La controverse de l’Espéranto, quelques témoignages
Des témoignages inédits d’espérantophones
Le débat n’est jamais clos. L’espéranto échauffe les esprits, ravive les cœurs ou éteint certaines ardeurs face à la possibilité de voir cette langue s’étendre. Brève présentation des deux partis en présence avec des témoignages inédits d’espérantophones aux parcours singuliers.
Les arguments des personnes hostiles à l’espéranto ne se bousculent pas pour se faire entendre. La communauté espéranto est en général déjà autocritique face à sa langue et reconnaît en général que, d’un point de vue historique et lexical, l’espéranto apparaît à première vue « européen ». Mais certains justifient cette appartenance que toute idiome cherchant à se faire adopter à l’échelle planétaire est contraint, par la force des choses, de se fonder dans une large mesure sur les racines des langues indo-européennes, dont les locuteurs représentent aujourd’hui à peu près la moitié de la population mondiale. Ce trait du lexique est nuancé par une morphologie « sans équivalent dans le domaine linguistique indo-européen, et, sur le plan culturel, par un fondement idéologique de nature universaliste ».

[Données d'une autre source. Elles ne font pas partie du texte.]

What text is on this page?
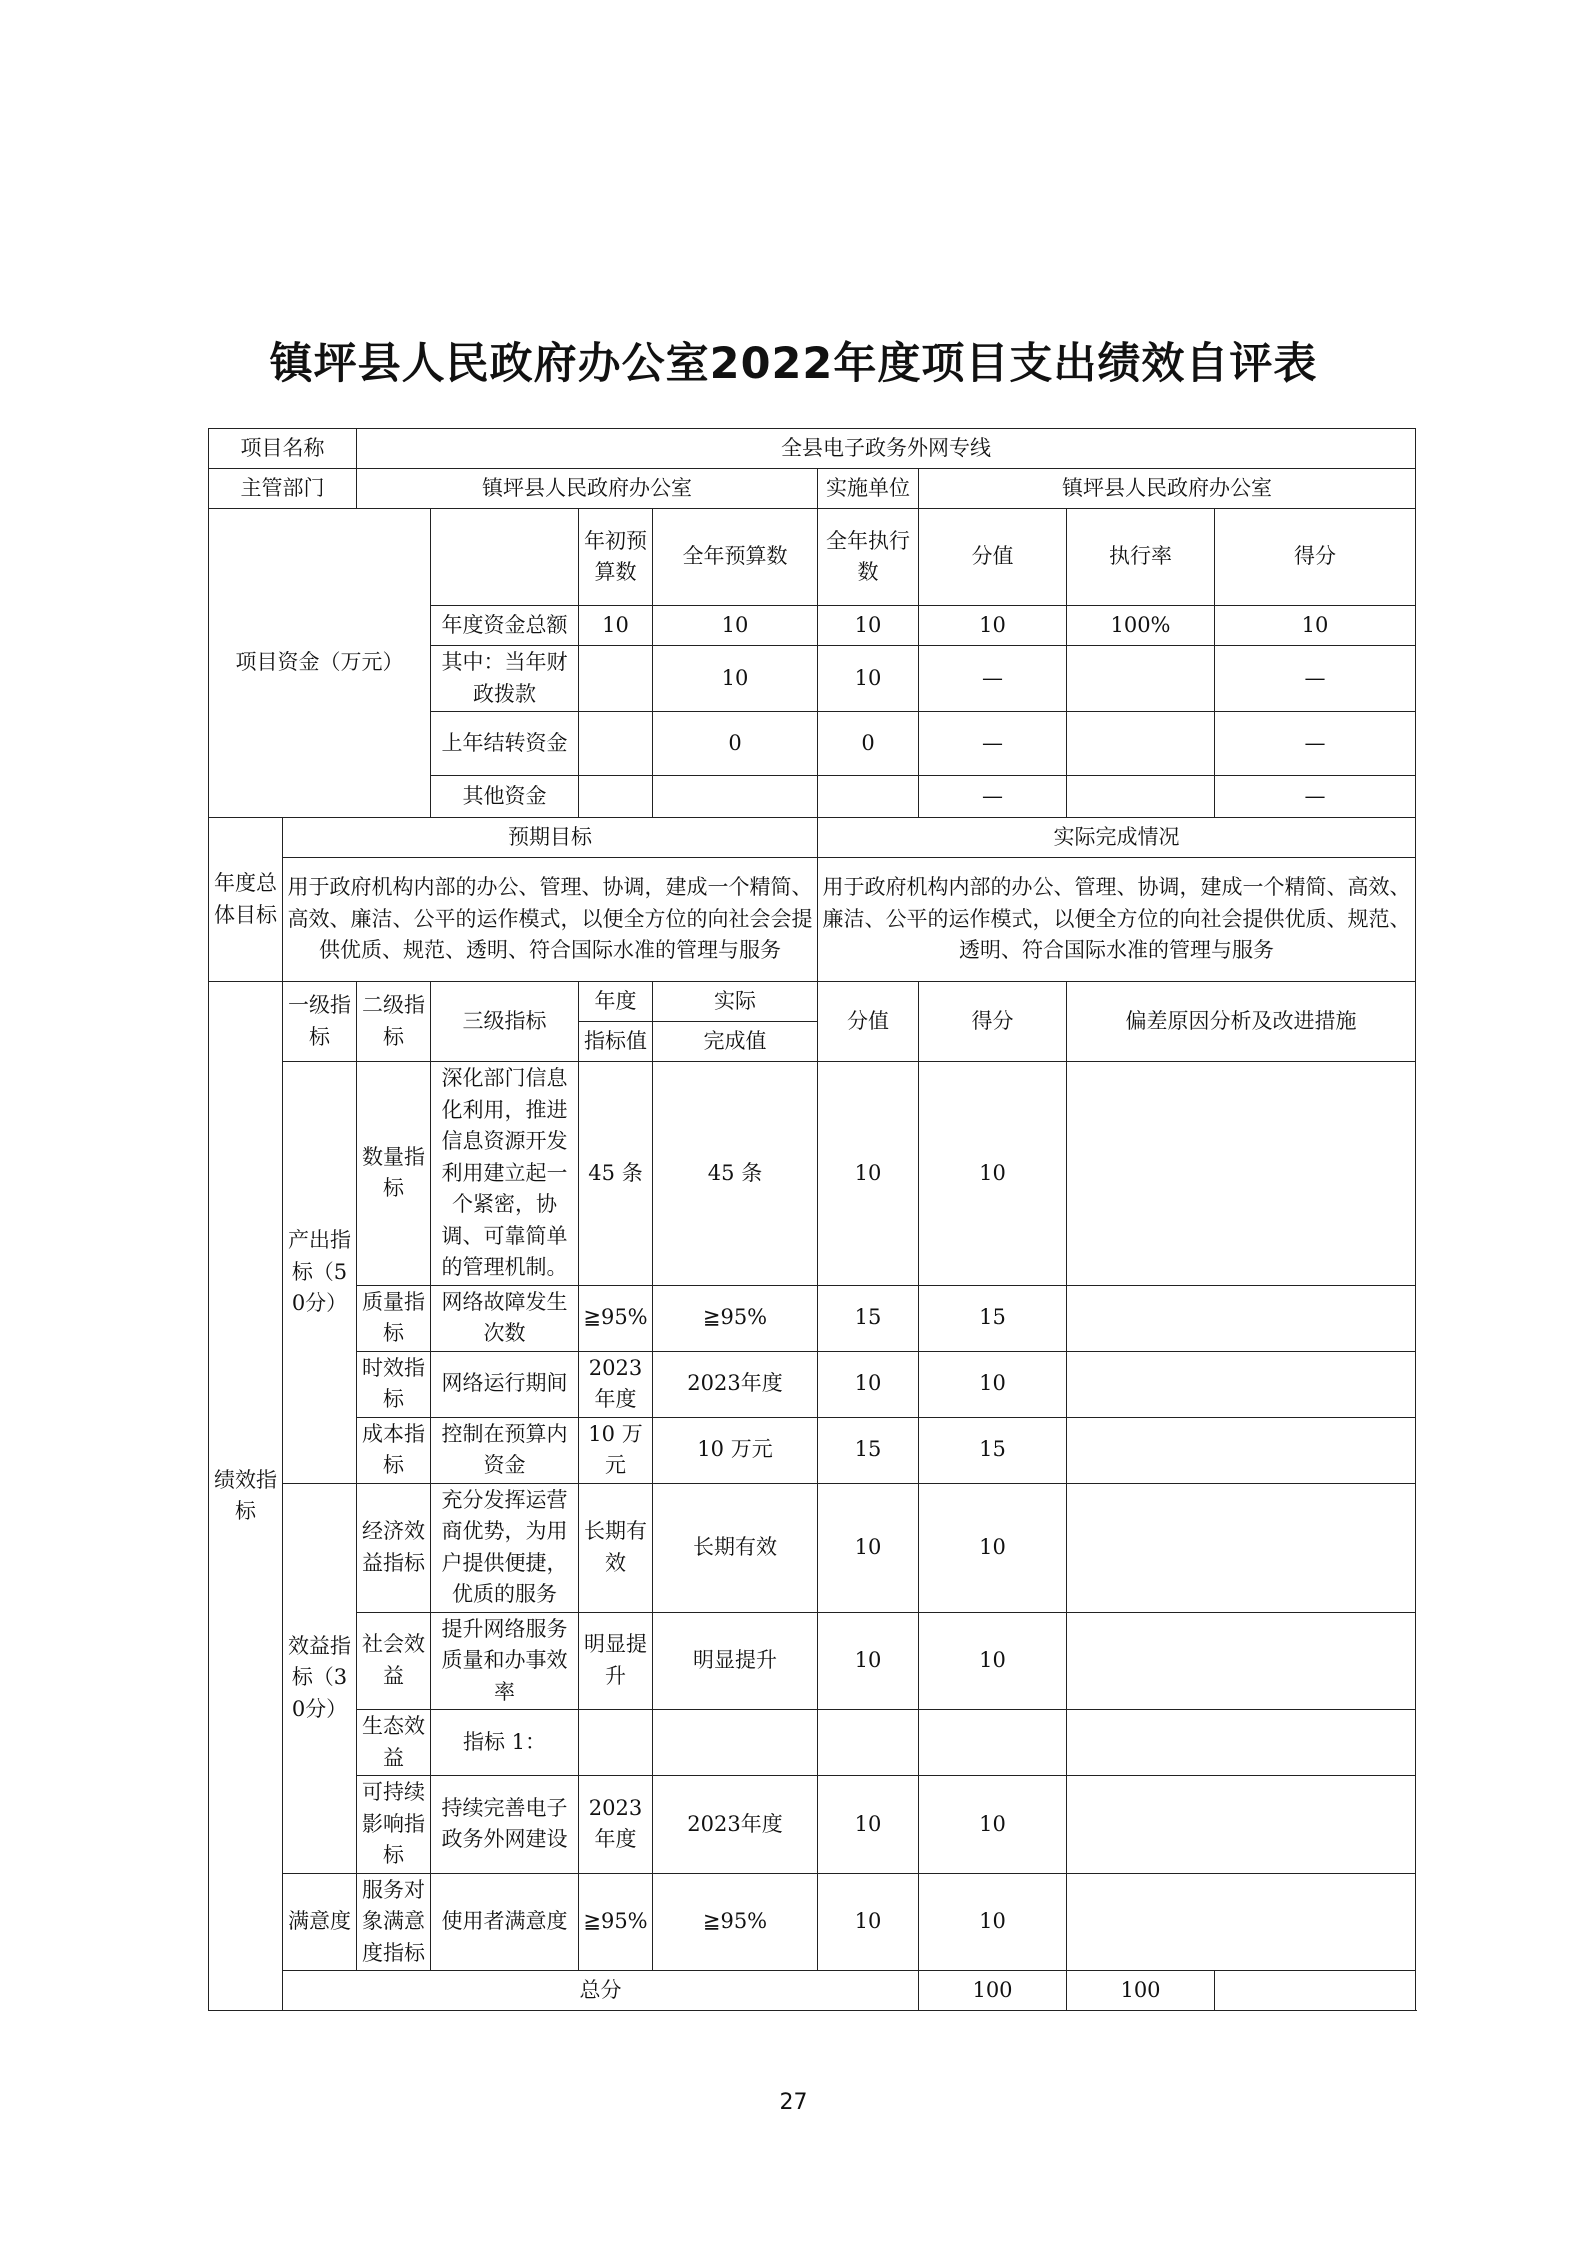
镇坪县人民政府办公室2022年度项目支出绩效自评表
项目名称		全县电子政务外网专线							
主管部门		镇坪县人民政府办公室				实施单位	镇坪县人民政府办公室		
项目资金（万元）				年初预算数	全年预算数	全年执行数	分值	执行率	得分
			年度资金总额	10	10	10	10	100%	10
			其中：当年财政拨款		10	10	—		—
			上年结转资金		0	0	—		—
			其他资金				—		—
年度总体目标	预期目标					实际完成情况			
	用于政府机构内部的办公、管理、协调，建成一个精简、高效、廉洁、公平的运作模式，以便全方位的向社会会提供优质、规范、透明、符合国际水准的管理与服务					用于政府机构内部的办公、管理、协调，建成一个精简、高效、廉洁、公平的运作模式，以便全方位的向社会提供优质、规范、透明、符合国际水准的管理与服务			
绩效指标	一级指标	二级指标	三级指标	年度	实际	分值	得分	偏差原因分析及改进措施	
				指标值	完成值				
	产出指标（50分）	数量指标	深化部门信息化利用，推进信息资源开发利用建立起一个紧密，协调、可靠简单的管理机制。	45 条	45 条	10	10		
		质量指标	网络故障发生次数	≧95%	≧95%	15	15		
		时效指标	网络运行期间	2023 年度	2023年度	10	10		
		成本指标	控制在预算内资金	10 万元	10 万元	15	15		
	效益指标（30分）	经济效益指标	充分发挥运营商优势，为用户提供便捷，优质的服务	长期有效	长期有效	10	10		
		社会效益	提升网络服务质量和办事效率	明显提升	明显提升	10	10		
		生态效益	指标 1：						
		可持续影响指标	持续完善电子政务外网建设	2023 年度	2023年度	10	10		
	满意度	服务对象满意度指标	使用者满意度	≧95%	≧95%	10	10		
	总分						100	100	
27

Le paradoxe se révèle presque ironique et incompréhensible : difficile de trouver une personne acceptant de défendre ses opinions contre l’espéranto, beaucoup s’opposent à expliquer leur refus de cette candidate à l’universalité. Malgré ces « contre » plutôt discrets, l’espéranto ne parvient pas réellement à pénétrer dans les lieux importants tels que l’école ? Méconnaissance ? Préjugés ?
Les arguments du site « Learn not to speak espéranto » développent une position plus construite...en anglais bien sûr. Selon l’auteur du site, ayant lui-même appris la langue, l’espéranto est fondé sur des règles « incompréhensibles et absurdes » comme « les mots et lettres aux accents étranges et des sons presque imprononçables ». « L’espéranto se retrouve au même point que les autres langues : impossible d’y faire de quelconques réformes. Les héritiers de Zamenhof préfèrent se cacher les défauts de la langue. » Il précise cependant sa position en affirmant qu’il ne souhaite pas remettre en cause le droit de cette langue d’exister mais plutôt sa prétention à devenir internationale. Après une comparaison du système de phonèmes destiné à montrer que clarté, simplicité et universalisme ne sont pas les qualités de l’espéranto, il ajoute des critères plus subjectifs : l’élégance et le manque d’objectivité de Zamenhof face à cette langue.